Spain arrived in Qatar with grand dreams of winning a second World Cup, fully convinced in their style of play, but departed early Wednesday, ruminating on an identity crisis.
La Roja last lifted a major trophy a decade ago at Euro 2012, while they have not won a single knockout game at the World Cup since triumphing in South Africa in 2010.
Luis Enrique's side huffed and puffed but could not blow Morocco's sturdy house down in the last 16 on Tuesday, falling 3-0 on penalties after 120 goalless minutes.
The north African side made history by reaching the quarter-finals for the first time, while Spain gazed forlornly back at theirs and must now wonder if it is time to move on.
They attempted over 1,000 passes against Morocco but ended up with nothing to show for it, forcing Yassine Bounou into only one save before the shootout.
There he made two more and Spain were eliminated in the last 16 again, just as they were in Russia four years ago.
"We dominated the game but we lacked a goal," lamented Luis Enrique.
"We could have been more effective in the final third, but I am more than satisfied with what my players did.
"They represented perfectly what my idea of football is."
When Xavi and Andres Iniesta ruled the world, opponents were largely still too naive to know to stop them, and they had too much quality to be fended off for long.
Now only truly elite club sides like Pep Guardiola's Manchester City can succeed by dominating the ball entirely -- with perhaps the world's best striker, Erling Haaland, as the spearhead.
Against Morocco, Luis Enrique left his top scorer Alvaro Morata on the bench, opting instead for Marco Asensio, whom he trusts more not to lose the ball.
The coach buys "the complete pack" when it comes to possession football, for better or for worse.
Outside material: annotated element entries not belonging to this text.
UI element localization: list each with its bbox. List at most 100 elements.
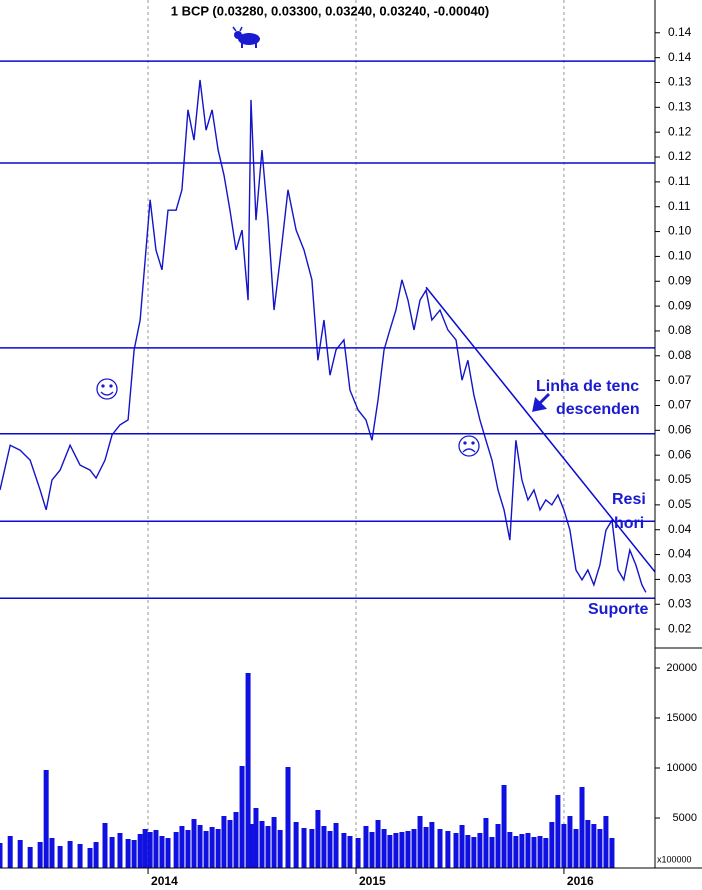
y-tick-label: 0.11: [668, 174, 691, 188]
volume-bar: [567, 816, 573, 868]
volume-bar: [67, 841, 73, 868]
y-tick-label: 0.05: [668, 497, 692, 511]
volume-bar: [253, 808, 259, 868]
volume-bar: [375, 820, 381, 868]
volume-bar: [309, 829, 315, 868]
x-tick-label: 2015: [359, 874, 386, 888]
volume-bar: [209, 827, 215, 868]
y-tick-label: 0.06: [668, 423, 692, 437]
x-tick-label: 2014: [151, 874, 178, 888]
volume-bar: [227, 820, 233, 868]
volume-bar: [93, 842, 99, 868]
bull-icon: [232, 26, 260, 48]
volume-bar: [411, 829, 417, 868]
volume-bar: [573, 829, 579, 868]
volume-bar: [603, 816, 609, 868]
volume-bar: [355, 838, 361, 868]
volume-bar: [153, 830, 159, 868]
y-tick-label: 0.11: [668, 199, 691, 213]
volume-bar: [49, 838, 55, 868]
annotation: descenden: [556, 401, 640, 418]
volume-bar: [173, 832, 179, 868]
y-tick-label: 0.14: [668, 25, 692, 39]
volume-bar: [321, 826, 327, 868]
volume-bar: [102, 823, 108, 868]
volume-bar: [483, 818, 489, 868]
volume-bar: [363, 826, 369, 868]
volume-bar: [513, 836, 519, 868]
volume-bar: [179, 826, 185, 868]
y-tick-label: 0.02: [668, 621, 692, 635]
volume-bar: [57, 846, 63, 868]
price-line: [0, 79, 647, 593]
volume-bar: [495, 824, 501, 868]
volume-bar: [399, 832, 405, 868]
y-tick-label: 0.14: [668, 50, 692, 64]
y-tick-label: 0.13: [668, 100, 692, 114]
volume-bar: [301, 828, 307, 868]
volume-bar: [531, 837, 537, 868]
y-tick-label: 15000: [666, 712, 697, 724]
volume-bar: [285, 767, 291, 868]
volume-bar: [191, 819, 197, 868]
volume-bar: [429, 822, 435, 868]
volume-bar: [423, 827, 429, 868]
volume-bar: [245, 673, 251, 868]
annotation: Resi: [612, 491, 646, 508]
volume-bar: [333, 823, 339, 868]
volume-bar: [489, 837, 495, 868]
volume-bar: [265, 826, 271, 868]
volume-bar: [117, 833, 123, 868]
volume-bar: [197, 825, 203, 868]
y-tick-label: 0.07: [668, 398, 692, 412]
volume-bar: [393, 833, 399, 868]
volume-bar: [248, 824, 254, 868]
volume-bar: [465, 835, 471, 868]
volume-bar: [43, 770, 49, 868]
volume-bar: [109, 837, 115, 868]
volume-bar: [459, 825, 465, 868]
volume-bar: [525, 833, 531, 868]
y-tick-label: 0.04: [668, 522, 692, 536]
volume-bar: [453, 833, 459, 868]
annotation: hori: [614, 515, 644, 532]
volume-bar: [131, 840, 137, 868]
volume-bar: [591, 824, 597, 868]
volume-bar: [293, 822, 299, 868]
volume-bar: [137, 834, 143, 868]
chart-title: 1 BCP (0.03280, 0.03300, 0.03240, 0.0324…: [171, 3, 490, 18]
volume-bar: [507, 832, 513, 868]
y-tick-label: 0.03: [668, 596, 692, 610]
volume-bar: [347, 836, 353, 868]
volume-bar: [7, 836, 13, 868]
y-tick-label: 0.08: [668, 323, 692, 337]
volume-bar: [277, 830, 283, 868]
volume-bar: [315, 810, 321, 868]
volume-bar: [543, 838, 549, 868]
volume-bar: [159, 836, 165, 868]
y-tick-label: 5000: [673, 812, 697, 824]
grid-layer: [147, 0, 565, 868]
volume-bar: [142, 829, 148, 868]
volume-bar: [203, 831, 209, 868]
volume-bar: [549, 822, 555, 868]
volume-bar: [561, 824, 567, 868]
y-tick-label: 0.13: [668, 75, 692, 89]
volume-bar: [165, 838, 171, 868]
volume-bar: [17, 840, 23, 868]
annotation: Suporte: [588, 601, 649, 618]
y-axis-unit: x100000: [657, 854, 692, 864]
volume-bar: [579, 787, 585, 868]
y-tick-label: 0.12: [668, 124, 692, 138]
annotations: Linha de tenc descenden Resi hori Suporte: [536, 378, 649, 618]
volume-bar: [477, 833, 483, 868]
volume-bar: [387, 835, 393, 868]
volume-bar: [221, 816, 227, 868]
y-tick-label: 10000: [666, 762, 697, 774]
volume-bar: [87, 848, 93, 868]
volume-bar: [27, 847, 33, 868]
x-tick-label: 2016: [567, 874, 594, 888]
y-tick-label: 0.10: [668, 249, 692, 263]
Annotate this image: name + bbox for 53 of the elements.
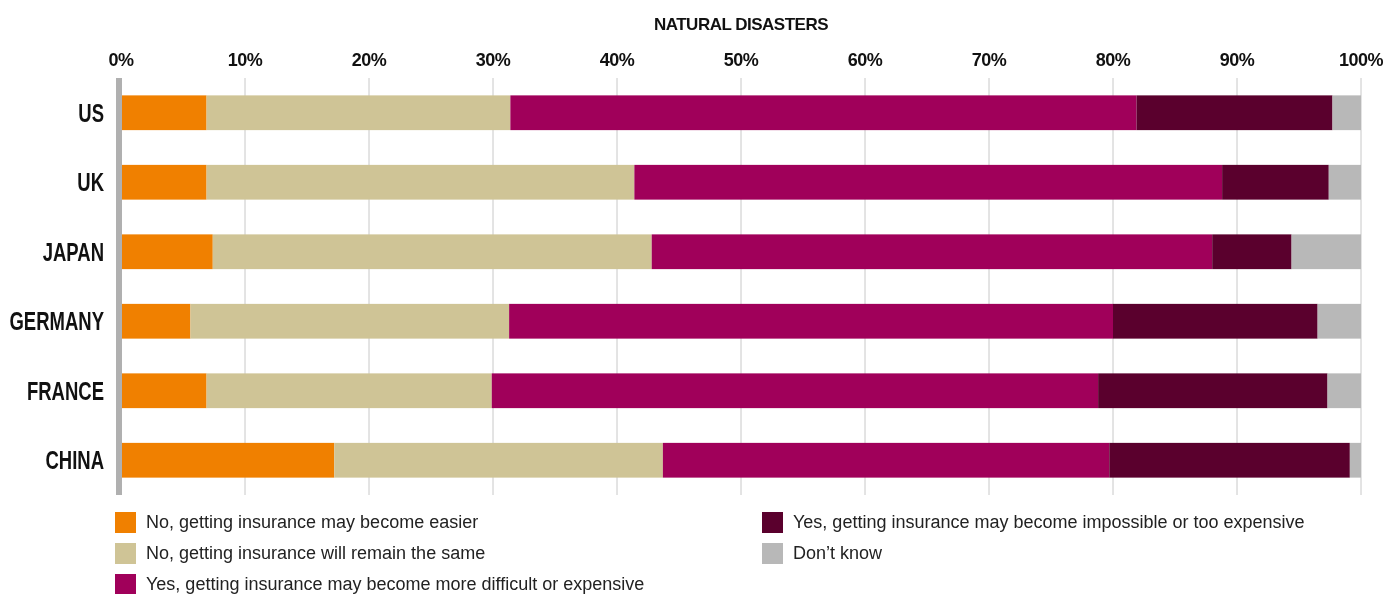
- bar: [121, 164, 207, 200]
- bar: [1349, 442, 1361, 478]
- bar: [206, 373, 492, 409]
- x-tick-label: 90%: [1219, 50, 1255, 70]
- x-tick-label: 30%: [475, 50, 511, 70]
- bar: [334, 442, 663, 478]
- y-tick-label: US: [78, 99, 104, 128]
- x-tick-label: 70%: [971, 50, 1007, 70]
- bar: [121, 373, 207, 409]
- x-tick-label: 20%: [351, 50, 387, 70]
- y-tick-label: CHINA: [45, 446, 105, 475]
- legend-label: Yes, getting insurance may become more difficult or expensive: [146, 574, 645, 594]
- legend-label: Yes, getting insurance may become impossible or too expensive: [793, 512, 1305, 532]
- bar: [1328, 164, 1361, 200]
- bar: [1136, 95, 1333, 131]
- bar: [1291, 234, 1361, 270]
- legend-label: No, getting insurance may become easier: [146, 512, 479, 532]
- bar: [1317, 303, 1361, 339]
- x-tick-label: 40%: [599, 50, 635, 70]
- legend-label: No, getting insurance will remain the same: [146, 543, 486, 563]
- bar: [510, 95, 1137, 131]
- bar: [121, 303, 191, 339]
- bar: [1222, 164, 1329, 200]
- y-tick-label: FRANCE: [26, 377, 104, 406]
- bar: [1212, 234, 1292, 270]
- bar: [1332, 95, 1361, 131]
- x-tick-label: 60%: [847, 50, 883, 70]
- bar: [1098, 373, 1328, 409]
- bar: [662, 442, 1110, 478]
- bar: [1113, 303, 1318, 339]
- bar: [206, 95, 511, 131]
- bar: [206, 164, 635, 200]
- bar: [190, 303, 510, 339]
- y-tick-label: JAPAN: [42, 238, 104, 267]
- chart-title: NATURAL DISASTERS: [653, 15, 829, 34]
- bar: [634, 164, 1223, 200]
- legend-label: Don’t know: [793, 543, 884, 563]
- bar: [121, 442, 335, 478]
- y-tick-label: UK: [77, 168, 105, 197]
- y-tick-label: GERMANY: [9, 307, 105, 336]
- x-tick-label: 100%: [1338, 50, 1384, 70]
- bar: [121, 234, 213, 270]
- x-tick-label: 10%: [227, 50, 263, 70]
- bar: [212, 234, 652, 270]
- bar: [1327, 373, 1361, 409]
- bar: [491, 373, 1099, 409]
- x-tick-label: 0%: [108, 50, 134, 70]
- bar: [1109, 442, 1350, 478]
- x-tick-label: 50%: [723, 50, 759, 70]
- bar: [121, 95, 207, 131]
- bar: [509, 303, 1113, 339]
- x-tick-label: 80%: [1095, 50, 1131, 70]
- bar: [651, 234, 1213, 270]
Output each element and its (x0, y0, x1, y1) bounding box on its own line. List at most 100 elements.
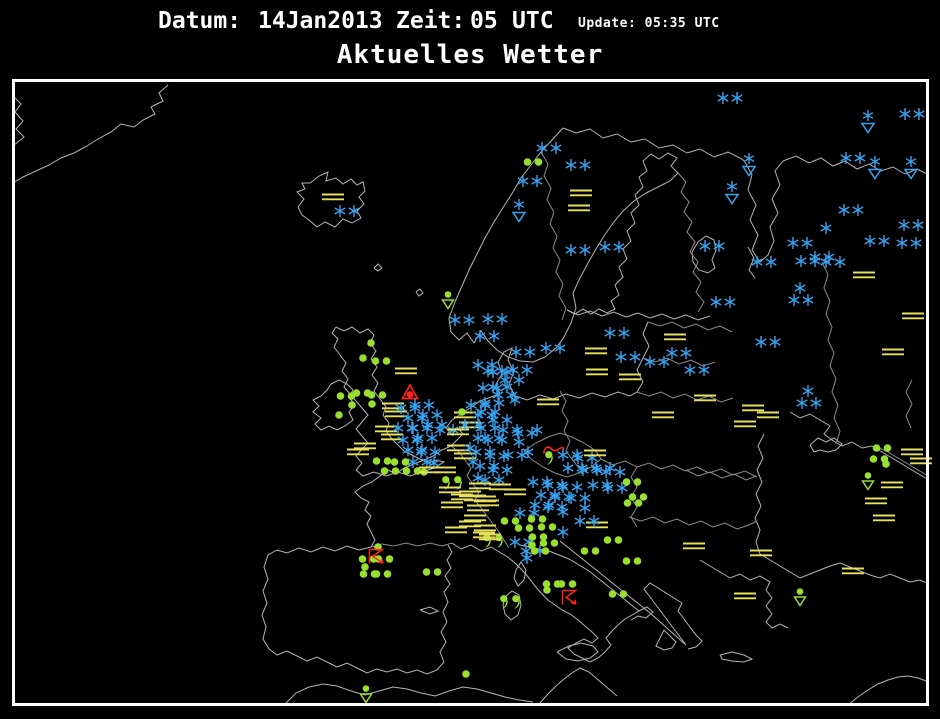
rain-icon (462, 670, 471, 679)
coastline-iberia (261, 544, 453, 675)
coastline-shetland (415, 288, 424, 297)
rain-pair-icon (380, 467, 400, 476)
snow-pair-icon (755, 336, 782, 349)
border-latvia (642, 357, 716, 367)
snow-pair-icon (407, 456, 434, 469)
mist-icon (734, 420, 756, 429)
coastline-group (12, 84, 930, 706)
update-timestamp: Update: 05:35 UTC (578, 16, 720, 31)
snow-pair-icon (788, 294, 815, 307)
mist-icon (469, 482, 491, 491)
date-value: 14Jan2013 (258, 8, 383, 34)
snow-shower-icon (903, 156, 919, 181)
snow-icon (579, 502, 592, 515)
mist-icon (385, 410, 407, 419)
coastline-med-italy-west (451, 542, 654, 663)
rain-pair-icon (623, 499, 643, 508)
coastline-greenland (12, 84, 169, 184)
rain-icon (348, 401, 357, 410)
rain-pair-icon (872, 444, 892, 453)
snow-pair-icon (787, 237, 814, 250)
rain-icon (528, 541, 537, 550)
snow-pair-icon (487, 366, 514, 379)
coastline-northsea-channel (354, 396, 492, 548)
mist-icon (683, 542, 705, 551)
mist-icon (419, 466, 441, 475)
mist-icon (464, 514, 486, 523)
mist-icon (439, 486, 461, 495)
coastline-sicily (556, 642, 599, 662)
rain-shower-icon (793, 588, 807, 607)
coastline-lake-onega (747, 246, 756, 279)
snow-icon (472, 472, 485, 485)
snow-pair-icon (529, 499, 556, 512)
coastline-blacksea-north (789, 411, 930, 481)
snow-pair-icon (482, 313, 509, 326)
snow-pair-icon (615, 351, 642, 364)
thunderstorm-icon (368, 548, 386, 566)
coastline-peloponnese (655, 629, 677, 651)
snow-pair-icon (796, 397, 823, 410)
snow-pair-icon (482, 434, 509, 447)
snow-pair-icon (710, 296, 737, 309)
snow-pair-icon (838, 204, 865, 217)
rain-icon (368, 400, 377, 409)
rain-pair-icon (523, 158, 543, 167)
coastline-iceland (296, 171, 366, 228)
time-label: Zeit: (396, 8, 466, 34)
snow-pair-icon (896, 237, 923, 250)
snow-pair-icon (472, 409, 499, 422)
snow-pair-icon (557, 481, 584, 494)
snow-pair-icon (795, 255, 822, 268)
snow-pair-icon (409, 399, 436, 412)
mist-icon (451, 493, 473, 502)
mist-icon (504, 488, 526, 497)
drizzle-pair-icon (441, 476, 463, 491)
mist-icon (441, 501, 463, 510)
coastline-italy-adriatic (519, 544, 640, 612)
coastline-greece (643, 582, 703, 650)
snow-pair-icon (407, 422, 434, 435)
rain-pair-icon (422, 568, 442, 577)
rain-pair-icon (372, 570, 392, 579)
rain-pair-icon (528, 533, 548, 542)
coastline-kola-top (562, 127, 746, 163)
coastline-sweden-finland (544, 152, 679, 358)
rain-pair-icon (500, 517, 520, 526)
drizzle-icon (544, 451, 554, 466)
snow-pair-icon (577, 464, 604, 477)
snow-pair-icon (536, 142, 563, 155)
snow-pair-icon (666, 347, 693, 360)
snow-icon (557, 506, 570, 519)
mist-icon (585, 347, 607, 356)
border-group (370, 151, 929, 549)
snow-icon (434, 424, 447, 437)
rain-pair-icon (530, 547, 550, 556)
snow-icon (794, 282, 807, 295)
snow-pair-icon (477, 382, 504, 395)
coastline-africa (285, 683, 534, 704)
snow-icon (557, 526, 570, 539)
mist-icon (395, 367, 417, 376)
mist-icon (568, 204, 590, 213)
snow-icon (802, 385, 815, 398)
snow-icon (522, 446, 535, 459)
border-bulgaria-greece (628, 516, 758, 530)
coastline-arctic-russia (782, 155, 930, 176)
snow-icon (509, 394, 522, 407)
rain-pair-icon (527, 515, 547, 524)
border-belarus (636, 391, 734, 403)
snow-pair-icon (684, 364, 711, 377)
coastline-lake-ladoga (691, 235, 717, 274)
mist-icon (652, 411, 674, 420)
rain-pair-icon (372, 457, 392, 466)
coastline-blacksea-west (754, 433, 771, 561)
snow-pair-icon (510, 346, 537, 359)
mist-icon (694, 394, 716, 403)
rain-icon (335, 411, 344, 420)
rain-shower-icon (441, 291, 455, 310)
mist-icon (474, 524, 496, 533)
snow-pair-icon (402, 444, 429, 457)
rain-shower-icon (359, 685, 373, 704)
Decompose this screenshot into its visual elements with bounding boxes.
That means there is no Plan B, with Nico Williams's pace and directness on the right flank as much of a nod as Luis Enrique will give to other ideas.
Players he left at home like strikers Iago Aspas and Borja Iglesias might have been able to offer more of a challenge to Morocco's excellent rearguard.
An element of Spain's plan may be borne of necessity.
As good as midfielders Pedri and Gavi are, they still lack a decisive, regular match-winner.
In the absence of a Kylian Mbappe, a Lionel Messi, a Neymar, or even a Harry Kane, the coach might believe ball domination and associative play is his team's best weapon, even if it misfired in the desert. Luis Enrique showed at Barcelona that when he had two of those forwards, plus Uruguay's Luis Suarez, he was willing to play in a different way, relinquishing control and allowing the forwards to wreak havoc as his side rolled with the punches.
"We had agreed not to take possession -- not out of fear," said Morocco coach Walid Regragui, looking back at his side's victory.
Instead he made sure his midfield trio cut passing lines and left Spain with soft domination, which rarely resulted in danger for his side.
Spain's 7-0 thrashing of Costa Rica at the start of the World Cup was long forgotten by the end, one of the rare occasions where everything falls into place that perhaps keeps La Roja believing in their method.
The coach's contract expires in the coming weeks and he will discuss his future with Spanish FA president Luis Rubiales next week.
Whether the 52-year-old stays or leaves will be an indication of Spain's path ahead.
If Luis Enrique is still the coach for Euro 2024, expect him to double down on his strategy, while hoping players like Ansu Fati can step up to become the decisive weapon in the final third the team is lacking.
Should he depart, Spain might start looking at other strategies, at least against opponents savvy enough to keep from being enveloped by La Roja's passing web.